Pour un groupe comme L'Oréal, qui compte 37 marques, la montée en puissance de l'IA ouvre plusieurs pistes, comme l'explique Jean-Paul Paoli, le directeur de la transformation IA générative de la société de cosmétiques : le conseil en produits, le diagnostic automatisé de soins de la peau ou des cheveux, la prédiction des effets d'un produit ou encore le coaching sur la durée. « Chacune de nos marques offre d'une façon ou d'une autre déjà des services s'inscrivant dans ces logiques », résume le responsable, qui s'exprimait lors d'un atelier sur le World AI Cannes Festival (du 8 au 10 février). Sauf que ces contenus ou services ne sont pas forcément simples à exploiter pour les utilisateurs, du fait de leur manque de personnalisation, de la difficulté à y accéder en situation d'achat (comme dans un rayon) ou encore de la masse de contenus accessibles sur ces sujets et souvent issus des réseaux sociaux.
Pour Jean-Paul Paoli, ce sont ces constats qui ont poussé la société, qui a réalisé 20,6 Md€ de chiffre d'affaires sur les 6 premiers mois de 2023 (en progression de 12% sur un an), à lancer Beauty Genius, une application basée sur une interface de chat développée avec l'IA générative et s'interfaçant à ces différents services et contenus. Dévoilée lors du CES de Las Vegas en janvier, l'application s'appuie sur « la base de données la plus riche au monde sur tous les aspects de la beauté, de la connaissance de la peau et des cheveux à la science de la formulation, en passant par les routines de beauté et la communication avec le consommateur », avait vanté le directeur général de L'Oréal, Nicolas Hieronimus. Pour ce dernier, l'outil doit aider les consommateurs à mieux se repérer dans les gammes de produits que commercialise le groupe. « 70% d'entre eux se sentent dépassés par le nombre de choix disponibles », expliquait le dirigeant sur la scène du CES, à Las Vegas.
Entraînement sur les données maison
Pour Jean-Paul Paoli, la vocation de Beauty Genius est précisément d'amener une personnalisation des conseils, diagnostics et services de coaching. « Le modèle a été entraîné sur des jeux de données spécifiques, regroupant 6000 images, 10 000 descriptions de produits ou encore 15 000 images annotées par des dermatologistes », précise l'expert. A Las Vegas, Barbara Lavernos, directrice générale adjointe de L'Oréal, en charge de la recherche, de l'innovation et de la technologie, avait décrit l'app pour smartphone comme la « combinaison des technologies les plus avancées : réalité augmentée, vision par ordinateur et science des couleurs.
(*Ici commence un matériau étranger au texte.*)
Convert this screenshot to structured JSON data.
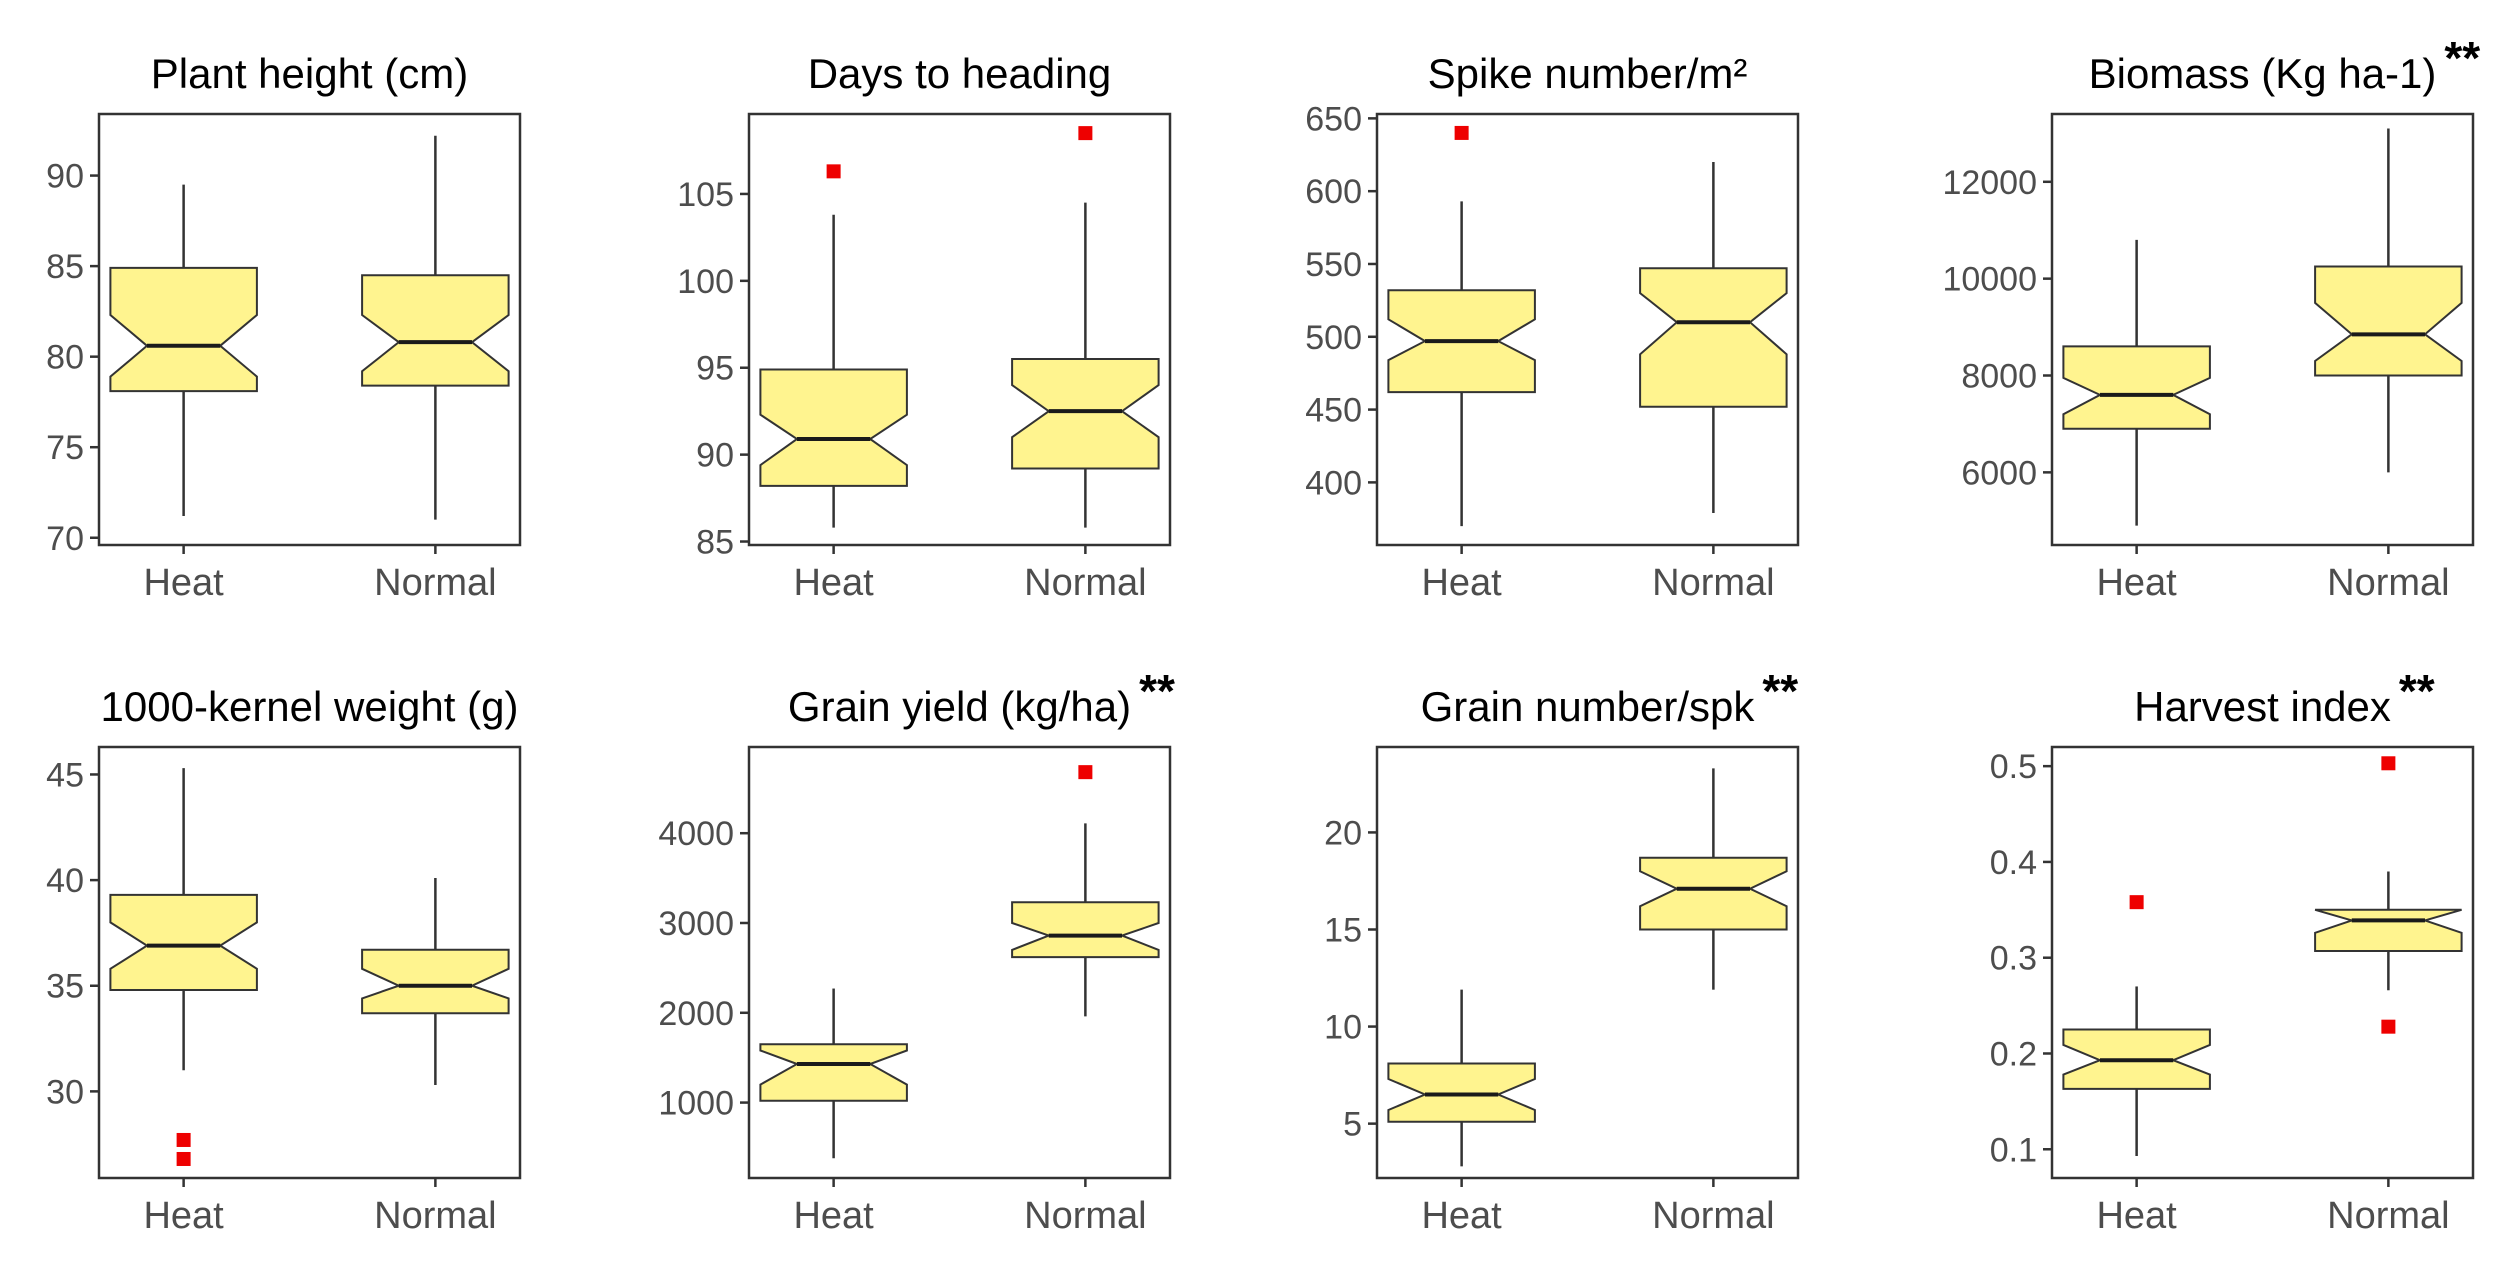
{
  "chart_data": [
    {
      "type": "boxplot",
      "title": "Plant height (cm)",
      "significance": "",
      "categories": [
        "Heat",
        "Normal"
      ],
      "yticks": [
        70,
        75,
        80,
        85,
        90
      ],
      "ylim": [
        69.6,
        93.4
      ],
      "boxes": [
        {
          "name": "Heat",
          "min": 71.2,
          "q1": 78.1,
          "median": 80.6,
          "q3": 84.9,
          "max": 89.5,
          "notch_low": 78.9,
          "notch_high": 82.3,
          "outliers": []
        },
        {
          "name": "Normal",
          "min": 71.0,
          "q1": 78.4,
          "median": 80.8,
          "q3": 84.5,
          "max": 92.2,
          "notch_low": 79.2,
          "notch_high": 82.3,
          "outliers": []
        }
      ]
    },
    {
      "type": "boxplot",
      "title": "Days to heading",
      "significance": "",
      "categories": [
        "Heat",
        "Normal"
      ],
      "yticks": [
        85,
        90,
        95,
        100,
        105
      ],
      "ylim": [
        84.8,
        109.6
      ],
      "boxes": [
        {
          "name": "Heat",
          "min": 85.8,
          "q1": 88.2,
          "median": 90.9,
          "q3": 94.9,
          "max": 103.8,
          "notch_low": 89.4,
          "notch_high": 92.3,
          "outliers": [
            106.3
          ]
        },
        {
          "name": "Normal",
          "min": 85.8,
          "q1": 89.2,
          "median": 92.5,
          "q3": 95.5,
          "max": 104.5,
          "notch_low": 91.0,
          "notch_high": 94.0,
          "outliers": [
            108.5
          ]
        }
      ]
    },
    {
      "type": "boxplot",
      "title": "Spike number/m²",
      "significance": "",
      "categories": [
        "Heat",
        "Normal"
      ],
      "yticks": [
        400,
        450,
        500,
        550,
        600,
        650
      ],
      "ylim": [
        357,
        653
      ],
      "boxes": [
        {
          "name": "Heat",
          "min": 370,
          "q1": 462,
          "median": 497,
          "q3": 532,
          "max": 593,
          "notch_low": 484,
          "notch_high": 512,
          "outliers": [
            640
          ]
        },
        {
          "name": "Normal",
          "min": 379,
          "q1": 452,
          "median": 510,
          "q3": 547,
          "max": 620,
          "notch_low": 488,
          "notch_high": 530,
          "outliers": []
        }
      ]
    },
    {
      "type": "boxplot",
      "title": "Biomass (Kg ha-1)",
      "significance": "**",
      "categories": [
        "Heat",
        "Normal"
      ],
      "yticks": [
        6000,
        8000,
        10000,
        12000
      ],
      "ylim": [
        4500,
        13400
      ],
      "boxes": [
        {
          "name": "Heat",
          "min": 4900,
          "q1": 6900,
          "median": 7600,
          "q3": 8600,
          "max": 10800,
          "notch_low": 7200,
          "notch_high": 7950,
          "outliers": []
        },
        {
          "name": "Normal",
          "min": 6000,
          "q1": 8000,
          "median": 8850,
          "q3": 10250,
          "max": 13100,
          "notch_low": 8300,
          "notch_high": 9500,
          "outliers": []
        }
      ]
    },
    {
      "type": "boxplot",
      "title": "1000-kernel weight (g)",
      "significance": "",
      "categories": [
        "Heat",
        "Normal"
      ],
      "yticks": [
        30,
        35,
        40,
        45
      ],
      "ylim": [
        25.9,
        46.3
      ],
      "boxes": [
        {
          "name": "Heat",
          "min": 31.0,
          "q1": 34.8,
          "median": 36.9,
          "q3": 39.3,
          "max": 45.3,
          "notch_low": 35.8,
          "notch_high": 38.0,
          "outliers": [
            27.7,
            26.8
          ]
        },
        {
          "name": "Normal",
          "min": 30.3,
          "q1": 33.7,
          "median": 35.0,
          "q3": 36.7,
          "max": 40.1,
          "notch_low": 34.4,
          "notch_high": 35.8,
          "outliers": []
        }
      ]
    },
    {
      "type": "boxplot",
      "title": "Grain yield (kg/ha)",
      "significance": "**",
      "categories": [
        "Heat",
        "Normal"
      ],
      "yticks": [
        1000,
        2000,
        3000,
        4000
      ],
      "ylim": [
        160,
        4960
      ],
      "boxes": [
        {
          "name": "Heat",
          "min": 380,
          "q1": 1020,
          "median": 1430,
          "q3": 1650,
          "max": 2270,
          "notch_low": 1200,
          "notch_high": 1580,
          "outliers": []
        },
        {
          "name": "Normal",
          "min": 1960,
          "q1": 2620,
          "median": 2860,
          "q3": 3230,
          "max": 4110,
          "notch_low": 2700,
          "notch_high": 3000,
          "outliers": [
            4680
          ]
        }
      ]
    },
    {
      "type": "boxplot",
      "title": "Grain number/spk",
      "significance": "**",
      "categories": [
        "Heat",
        "Normal"
      ],
      "yticks": [
        5,
        10,
        15,
        20
      ],
      "ylim": [
        2.2,
        24.4
      ],
      "boxes": [
        {
          "name": "Heat",
          "min": 2.8,
          "q1": 5.1,
          "median": 6.5,
          "q3": 8.1,
          "max": 11.9,
          "notch_low": 5.7,
          "notch_high": 7.3,
          "outliers": []
        },
        {
          "name": "Normal",
          "min": 11.9,
          "q1": 15.0,
          "median": 17.1,
          "q3": 18.7,
          "max": 23.3,
          "notch_low": 16.2,
          "notch_high": 18.0,
          "outliers": []
        }
      ]
    },
    {
      "type": "boxplot",
      "title": "Harvest index",
      "significance": "**",
      "categories": [
        "Heat",
        "Normal"
      ],
      "yticks": [
        0.1,
        0.2,
        0.3,
        0.4,
        0.5
      ],
      "ylim": [
        0.07,
        0.52
      ],
      "boxes": [
        {
          "name": "Heat",
          "min": 0.093,
          "q1": 0.163,
          "median": 0.193,
          "q3": 0.225,
          "max": 0.27,
          "notch_low": 0.178,
          "notch_high": 0.209,
          "outliers": [
            0.358
          ]
        },
        {
          "name": "Normal",
          "min": 0.266,
          "q1": 0.307,
          "median": 0.339,
          "q3": 0.35,
          "max": 0.39,
          "notch_low": 0.326,
          "notch_high": 0.352,
          "outliers": [
            0.503,
            0.228
          ]
        }
      ]
    }
  ]
}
Nous avons intégré plus de 10 LLM différents et une architecture très sophistiquée ».
Jean-Paul Paoli, directeur de la transformation IA générative de L'Oréal : « Parvenir au bon niveau de pertinence et d'empathie dans les réponses fournies par le modèle reste un défi ». (Photo : D.R.)
Jean-Paul Paoli ne fait pas mystère des difficultés qui se posent encore dans le perfectionnement d'un service qu'il décrit comme étant encore en développement. « Parvenir au bon niveau de pertinence, en proposant une liste restreinte de produits adaptés, et d'empathie dans les réponses fournies par le modèle reste un défi », observe le directeur de la transformation IA générative de L'Oréal. D'autant que l'app doit rester très réactive, puisqu'elle est conçue pour être mis entre les mains d'un consommateur effectuant ses choix en rayon.
La piste de l'efficacité opérationnelle
Au sein du groupe de cosmétiques, l'IA générative pourrait également améliorer l'efficacité opérationnelle, ajoute Jean-Paul Paoli. Qui cite notamment le cas du service client, où environ 60% du temps des agents est consacré à des tâches administratives, évalue-t-il. « Sur des tâches comme la compréhension des demandes, la connexion aux bonnes personnes dans l'organisation ou la saisie des dossiers dans le système, l'IA générative peut avoir un impact significatif », indique-t-il. Tout en notant que ces apports soulèvent quelques défis en matière d'intégration aux systèmes en place ou de conduite du changement.